Personal information
- Born: May 22, 1945 (age 80) West Point, Georgia, U.S.
- Listed height: 6 ft 0 in (1.83 m)
- Listed weight: 195 lb (88 kg)

Career information
- High school: East (Columbus, Ohio)
- College: Norfolk State (1964–1967)
- NFL draft: 1968: 14th round, 369th overall pick

Career history
- Seattle Rangers (1968); Denver Broncos (1968);

Career AFL statistics
- Rushing yards: 22
- Rushing average: 5.5
- Receptions: 3
- Receiving yards: 35
- Stats at Pro Football Reference

= Alex Moore (running back) =

American football player (born 1945)

Alexander Lee Moore (born May 22, 1945) is an American former professional football running back who played one season with the Denver Broncos of the American Football League (AFL). He was selected by the San Francisco 49ers in the fourteenth round of the 1968 NFL/AFL draft. He played college football at Norfolk State University.

==Early life and college==
Alexander Lee Moore was born on May 22, 1945, in West Point, Georgia.

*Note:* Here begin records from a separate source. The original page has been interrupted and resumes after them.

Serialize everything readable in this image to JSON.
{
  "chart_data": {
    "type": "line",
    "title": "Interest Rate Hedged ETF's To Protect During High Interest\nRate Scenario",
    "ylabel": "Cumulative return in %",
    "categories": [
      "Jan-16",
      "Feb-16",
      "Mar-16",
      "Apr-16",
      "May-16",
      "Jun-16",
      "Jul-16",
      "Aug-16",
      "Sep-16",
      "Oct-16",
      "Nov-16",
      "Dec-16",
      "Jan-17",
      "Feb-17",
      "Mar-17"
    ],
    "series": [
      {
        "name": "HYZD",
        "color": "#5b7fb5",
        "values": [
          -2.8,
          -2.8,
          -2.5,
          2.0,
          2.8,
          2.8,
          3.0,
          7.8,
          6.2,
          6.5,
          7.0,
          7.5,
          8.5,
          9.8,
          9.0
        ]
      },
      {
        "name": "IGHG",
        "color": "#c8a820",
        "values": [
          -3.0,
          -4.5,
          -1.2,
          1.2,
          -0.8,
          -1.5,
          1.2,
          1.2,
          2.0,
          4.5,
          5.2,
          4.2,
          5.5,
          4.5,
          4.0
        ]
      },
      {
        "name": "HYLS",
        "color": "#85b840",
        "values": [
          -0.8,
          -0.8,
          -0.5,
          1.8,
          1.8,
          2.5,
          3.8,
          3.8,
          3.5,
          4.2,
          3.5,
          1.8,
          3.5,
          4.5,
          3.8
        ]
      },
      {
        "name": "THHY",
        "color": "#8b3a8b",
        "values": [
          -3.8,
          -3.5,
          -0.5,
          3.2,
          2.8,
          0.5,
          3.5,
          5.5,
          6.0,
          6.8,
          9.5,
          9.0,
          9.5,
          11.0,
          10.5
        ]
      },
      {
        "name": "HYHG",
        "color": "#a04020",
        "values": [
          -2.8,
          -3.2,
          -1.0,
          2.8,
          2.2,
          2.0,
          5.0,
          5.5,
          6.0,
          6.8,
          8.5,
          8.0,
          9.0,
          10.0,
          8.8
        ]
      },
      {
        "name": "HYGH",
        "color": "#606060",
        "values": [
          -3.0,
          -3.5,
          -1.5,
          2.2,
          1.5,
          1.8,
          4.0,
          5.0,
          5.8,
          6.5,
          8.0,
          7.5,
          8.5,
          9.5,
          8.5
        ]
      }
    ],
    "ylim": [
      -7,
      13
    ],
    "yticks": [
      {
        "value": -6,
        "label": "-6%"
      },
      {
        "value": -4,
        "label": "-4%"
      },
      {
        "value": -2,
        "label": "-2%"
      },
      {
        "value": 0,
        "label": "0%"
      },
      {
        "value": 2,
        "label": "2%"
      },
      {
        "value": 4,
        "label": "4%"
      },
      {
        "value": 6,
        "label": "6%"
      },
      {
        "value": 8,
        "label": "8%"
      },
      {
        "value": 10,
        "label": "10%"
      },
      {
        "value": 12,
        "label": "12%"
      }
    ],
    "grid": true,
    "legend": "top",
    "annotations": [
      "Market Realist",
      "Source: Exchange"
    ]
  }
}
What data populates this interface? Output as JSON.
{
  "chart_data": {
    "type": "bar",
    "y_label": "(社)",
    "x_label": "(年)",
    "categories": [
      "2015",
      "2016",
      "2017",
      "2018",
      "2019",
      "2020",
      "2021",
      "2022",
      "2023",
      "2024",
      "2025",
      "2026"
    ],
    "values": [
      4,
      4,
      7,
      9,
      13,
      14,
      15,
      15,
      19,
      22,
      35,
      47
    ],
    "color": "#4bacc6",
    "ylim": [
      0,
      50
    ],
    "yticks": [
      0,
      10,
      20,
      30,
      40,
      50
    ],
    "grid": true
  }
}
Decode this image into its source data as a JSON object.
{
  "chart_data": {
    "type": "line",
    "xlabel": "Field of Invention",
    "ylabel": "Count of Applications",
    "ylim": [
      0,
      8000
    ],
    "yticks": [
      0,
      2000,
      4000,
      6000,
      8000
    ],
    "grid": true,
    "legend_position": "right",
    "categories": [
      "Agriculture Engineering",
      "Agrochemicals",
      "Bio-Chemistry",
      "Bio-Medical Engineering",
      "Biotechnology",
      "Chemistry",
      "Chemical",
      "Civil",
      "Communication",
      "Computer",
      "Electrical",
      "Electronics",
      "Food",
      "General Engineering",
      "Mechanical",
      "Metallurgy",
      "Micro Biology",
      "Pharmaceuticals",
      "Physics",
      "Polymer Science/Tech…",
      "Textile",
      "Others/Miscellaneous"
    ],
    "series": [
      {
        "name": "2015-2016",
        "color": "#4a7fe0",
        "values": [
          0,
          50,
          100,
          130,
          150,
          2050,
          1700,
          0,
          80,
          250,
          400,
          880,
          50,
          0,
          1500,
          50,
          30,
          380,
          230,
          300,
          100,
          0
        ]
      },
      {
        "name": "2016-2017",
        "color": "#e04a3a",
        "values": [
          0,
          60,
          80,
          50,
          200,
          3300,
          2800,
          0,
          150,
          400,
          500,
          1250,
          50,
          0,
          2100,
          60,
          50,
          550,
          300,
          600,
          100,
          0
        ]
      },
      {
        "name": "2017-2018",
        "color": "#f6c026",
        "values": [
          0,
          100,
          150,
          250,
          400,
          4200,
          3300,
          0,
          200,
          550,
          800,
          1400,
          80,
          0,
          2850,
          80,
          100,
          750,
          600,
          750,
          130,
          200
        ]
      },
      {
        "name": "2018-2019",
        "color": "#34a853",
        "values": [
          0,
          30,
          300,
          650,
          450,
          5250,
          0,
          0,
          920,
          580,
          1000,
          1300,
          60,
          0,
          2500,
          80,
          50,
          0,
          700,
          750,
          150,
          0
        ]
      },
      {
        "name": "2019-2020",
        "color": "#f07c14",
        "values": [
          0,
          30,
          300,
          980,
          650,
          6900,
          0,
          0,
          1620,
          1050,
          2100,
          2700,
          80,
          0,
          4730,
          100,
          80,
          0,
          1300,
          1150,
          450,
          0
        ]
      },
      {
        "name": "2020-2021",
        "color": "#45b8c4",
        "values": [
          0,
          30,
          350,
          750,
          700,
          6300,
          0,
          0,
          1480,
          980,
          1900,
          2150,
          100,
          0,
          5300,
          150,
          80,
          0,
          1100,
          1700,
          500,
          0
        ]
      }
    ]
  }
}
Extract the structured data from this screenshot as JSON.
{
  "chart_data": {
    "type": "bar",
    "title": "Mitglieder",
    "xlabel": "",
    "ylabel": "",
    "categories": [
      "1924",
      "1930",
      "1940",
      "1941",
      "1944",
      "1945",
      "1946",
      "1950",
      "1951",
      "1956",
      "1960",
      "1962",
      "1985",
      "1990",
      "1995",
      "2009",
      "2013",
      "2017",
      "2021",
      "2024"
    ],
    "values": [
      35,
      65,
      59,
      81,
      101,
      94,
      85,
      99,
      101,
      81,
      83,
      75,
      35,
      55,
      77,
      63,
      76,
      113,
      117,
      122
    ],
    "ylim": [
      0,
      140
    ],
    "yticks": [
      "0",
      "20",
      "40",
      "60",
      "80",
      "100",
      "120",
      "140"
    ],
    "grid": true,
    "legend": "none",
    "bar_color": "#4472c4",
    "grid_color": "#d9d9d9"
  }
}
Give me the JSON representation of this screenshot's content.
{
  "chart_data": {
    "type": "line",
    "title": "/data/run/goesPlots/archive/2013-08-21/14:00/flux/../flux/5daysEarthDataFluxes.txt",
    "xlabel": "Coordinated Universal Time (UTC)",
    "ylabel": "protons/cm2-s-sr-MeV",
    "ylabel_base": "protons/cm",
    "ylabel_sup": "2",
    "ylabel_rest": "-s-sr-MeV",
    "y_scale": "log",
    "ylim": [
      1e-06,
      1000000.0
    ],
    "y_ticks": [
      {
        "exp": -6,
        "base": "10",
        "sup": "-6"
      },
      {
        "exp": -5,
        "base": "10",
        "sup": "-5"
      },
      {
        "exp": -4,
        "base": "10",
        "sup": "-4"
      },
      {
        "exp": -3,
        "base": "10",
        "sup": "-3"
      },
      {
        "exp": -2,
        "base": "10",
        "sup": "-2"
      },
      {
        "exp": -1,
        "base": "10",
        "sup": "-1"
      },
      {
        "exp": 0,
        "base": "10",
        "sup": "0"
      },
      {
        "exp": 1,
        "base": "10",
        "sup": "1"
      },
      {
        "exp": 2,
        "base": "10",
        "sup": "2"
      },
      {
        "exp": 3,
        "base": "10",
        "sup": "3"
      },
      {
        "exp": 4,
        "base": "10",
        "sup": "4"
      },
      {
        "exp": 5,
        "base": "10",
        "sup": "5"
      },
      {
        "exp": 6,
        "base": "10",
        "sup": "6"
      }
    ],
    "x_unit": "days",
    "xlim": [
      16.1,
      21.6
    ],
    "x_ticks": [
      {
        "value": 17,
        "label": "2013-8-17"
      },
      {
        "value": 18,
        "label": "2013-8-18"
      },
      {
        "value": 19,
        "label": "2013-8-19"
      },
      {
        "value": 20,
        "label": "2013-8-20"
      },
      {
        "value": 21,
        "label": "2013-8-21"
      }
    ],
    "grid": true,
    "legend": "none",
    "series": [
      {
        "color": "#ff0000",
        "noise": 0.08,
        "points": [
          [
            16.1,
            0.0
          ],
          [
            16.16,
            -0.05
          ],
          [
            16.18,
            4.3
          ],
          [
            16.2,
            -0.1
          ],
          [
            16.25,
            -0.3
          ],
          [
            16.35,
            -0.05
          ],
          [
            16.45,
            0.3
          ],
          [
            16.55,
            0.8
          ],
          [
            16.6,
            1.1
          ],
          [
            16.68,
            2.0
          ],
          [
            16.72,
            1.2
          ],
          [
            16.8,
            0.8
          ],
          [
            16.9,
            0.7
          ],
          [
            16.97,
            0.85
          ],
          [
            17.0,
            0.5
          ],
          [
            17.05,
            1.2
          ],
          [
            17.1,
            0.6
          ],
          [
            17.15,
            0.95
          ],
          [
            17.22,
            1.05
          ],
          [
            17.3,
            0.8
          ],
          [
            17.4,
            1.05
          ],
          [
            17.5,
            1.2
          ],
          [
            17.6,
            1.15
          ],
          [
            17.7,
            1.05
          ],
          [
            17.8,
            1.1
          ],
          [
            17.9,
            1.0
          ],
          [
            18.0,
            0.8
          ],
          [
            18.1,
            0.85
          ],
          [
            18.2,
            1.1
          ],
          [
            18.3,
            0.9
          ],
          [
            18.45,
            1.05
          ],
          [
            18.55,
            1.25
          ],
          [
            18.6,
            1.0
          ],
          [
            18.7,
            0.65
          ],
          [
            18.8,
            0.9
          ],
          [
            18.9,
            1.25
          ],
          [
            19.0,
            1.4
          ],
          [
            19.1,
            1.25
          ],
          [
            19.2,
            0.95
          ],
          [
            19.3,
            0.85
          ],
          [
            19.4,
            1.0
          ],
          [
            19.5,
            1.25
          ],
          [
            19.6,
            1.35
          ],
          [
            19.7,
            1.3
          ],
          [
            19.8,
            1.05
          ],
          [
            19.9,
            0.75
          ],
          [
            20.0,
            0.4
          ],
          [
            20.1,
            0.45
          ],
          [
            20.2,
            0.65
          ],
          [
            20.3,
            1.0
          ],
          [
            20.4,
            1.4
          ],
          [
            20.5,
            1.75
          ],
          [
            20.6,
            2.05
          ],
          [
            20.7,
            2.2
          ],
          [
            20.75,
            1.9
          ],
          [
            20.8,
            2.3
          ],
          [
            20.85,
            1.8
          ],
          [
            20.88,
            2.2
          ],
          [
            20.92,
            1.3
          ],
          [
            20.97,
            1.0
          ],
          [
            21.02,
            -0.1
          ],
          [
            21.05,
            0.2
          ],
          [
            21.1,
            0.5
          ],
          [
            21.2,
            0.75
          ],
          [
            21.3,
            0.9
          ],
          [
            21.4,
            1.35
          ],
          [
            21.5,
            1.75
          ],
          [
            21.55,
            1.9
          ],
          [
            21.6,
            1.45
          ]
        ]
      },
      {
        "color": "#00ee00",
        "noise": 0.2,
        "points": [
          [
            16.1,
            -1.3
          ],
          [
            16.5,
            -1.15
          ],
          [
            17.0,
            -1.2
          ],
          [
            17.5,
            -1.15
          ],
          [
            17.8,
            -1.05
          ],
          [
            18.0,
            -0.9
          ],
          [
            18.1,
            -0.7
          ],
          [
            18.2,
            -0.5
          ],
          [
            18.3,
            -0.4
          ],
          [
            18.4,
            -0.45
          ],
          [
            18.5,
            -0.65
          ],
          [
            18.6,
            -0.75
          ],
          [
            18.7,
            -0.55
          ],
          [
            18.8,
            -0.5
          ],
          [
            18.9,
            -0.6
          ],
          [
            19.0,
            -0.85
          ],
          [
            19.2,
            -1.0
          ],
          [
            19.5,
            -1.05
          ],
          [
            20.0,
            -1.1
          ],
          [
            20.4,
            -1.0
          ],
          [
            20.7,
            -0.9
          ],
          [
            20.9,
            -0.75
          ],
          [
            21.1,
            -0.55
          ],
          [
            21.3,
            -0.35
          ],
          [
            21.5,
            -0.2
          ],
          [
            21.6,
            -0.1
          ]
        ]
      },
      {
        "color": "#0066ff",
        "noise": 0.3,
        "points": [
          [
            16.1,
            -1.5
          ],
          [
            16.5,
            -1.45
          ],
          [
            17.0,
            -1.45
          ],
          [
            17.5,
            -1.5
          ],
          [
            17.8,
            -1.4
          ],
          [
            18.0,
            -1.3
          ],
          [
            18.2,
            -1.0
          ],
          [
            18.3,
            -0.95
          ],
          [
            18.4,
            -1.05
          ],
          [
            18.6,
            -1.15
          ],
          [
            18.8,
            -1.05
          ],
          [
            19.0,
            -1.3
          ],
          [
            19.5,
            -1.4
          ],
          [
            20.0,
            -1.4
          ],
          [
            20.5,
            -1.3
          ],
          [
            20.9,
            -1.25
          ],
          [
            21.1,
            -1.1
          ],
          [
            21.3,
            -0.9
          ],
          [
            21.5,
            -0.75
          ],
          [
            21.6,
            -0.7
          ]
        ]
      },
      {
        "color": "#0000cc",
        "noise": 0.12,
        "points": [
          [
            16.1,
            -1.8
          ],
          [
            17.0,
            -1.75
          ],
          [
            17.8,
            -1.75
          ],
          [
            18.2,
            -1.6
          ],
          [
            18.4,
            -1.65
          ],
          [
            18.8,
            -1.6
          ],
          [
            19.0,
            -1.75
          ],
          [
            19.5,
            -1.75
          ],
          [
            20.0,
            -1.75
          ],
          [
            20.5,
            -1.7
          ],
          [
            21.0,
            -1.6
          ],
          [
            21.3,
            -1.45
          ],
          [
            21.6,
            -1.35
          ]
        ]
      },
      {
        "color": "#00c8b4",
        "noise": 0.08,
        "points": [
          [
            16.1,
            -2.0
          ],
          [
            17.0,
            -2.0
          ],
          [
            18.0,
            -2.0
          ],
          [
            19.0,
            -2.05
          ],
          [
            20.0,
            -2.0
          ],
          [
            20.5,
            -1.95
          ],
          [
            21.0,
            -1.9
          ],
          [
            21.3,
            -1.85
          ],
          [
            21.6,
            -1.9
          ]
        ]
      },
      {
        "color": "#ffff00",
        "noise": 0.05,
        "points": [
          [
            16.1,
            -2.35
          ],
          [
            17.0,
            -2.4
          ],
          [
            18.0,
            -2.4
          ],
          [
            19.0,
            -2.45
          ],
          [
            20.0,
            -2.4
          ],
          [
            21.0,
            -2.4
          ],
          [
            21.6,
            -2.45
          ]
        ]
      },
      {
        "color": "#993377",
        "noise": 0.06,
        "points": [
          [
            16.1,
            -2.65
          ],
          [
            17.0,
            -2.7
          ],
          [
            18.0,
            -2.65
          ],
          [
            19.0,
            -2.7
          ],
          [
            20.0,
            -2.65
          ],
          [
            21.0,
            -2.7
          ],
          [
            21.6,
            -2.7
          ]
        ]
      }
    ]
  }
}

He attended East High School in Columbus, Ohio.

He was a member of the Norfolk State Spartans from 1964 to 1967.

==Professional career==
Moore was selected by the San Francisco 49ers in the 14th round, with the 369th overall pick, of the 1968 NFL draft. He played for the Seattle Rangers of the Continental Football League in 1968. The Rangers were a farm team of sorts for the Denver Broncos of the American Football League (AFL). He totaled 58 carries for 189 yards, five receptions for 113 yards, three kick returns for 62 yards, and one punt return for 18 yards during his stint with the Rangers. On October 30, 1968, he was promoted to the Broncos. Moore appeared in three games for the Broncos during the 1968 AFL season, rushing four times for 22 yards while also catching three passes for 35 yards and returning four punts for 74 yards. He became a free agent after the season.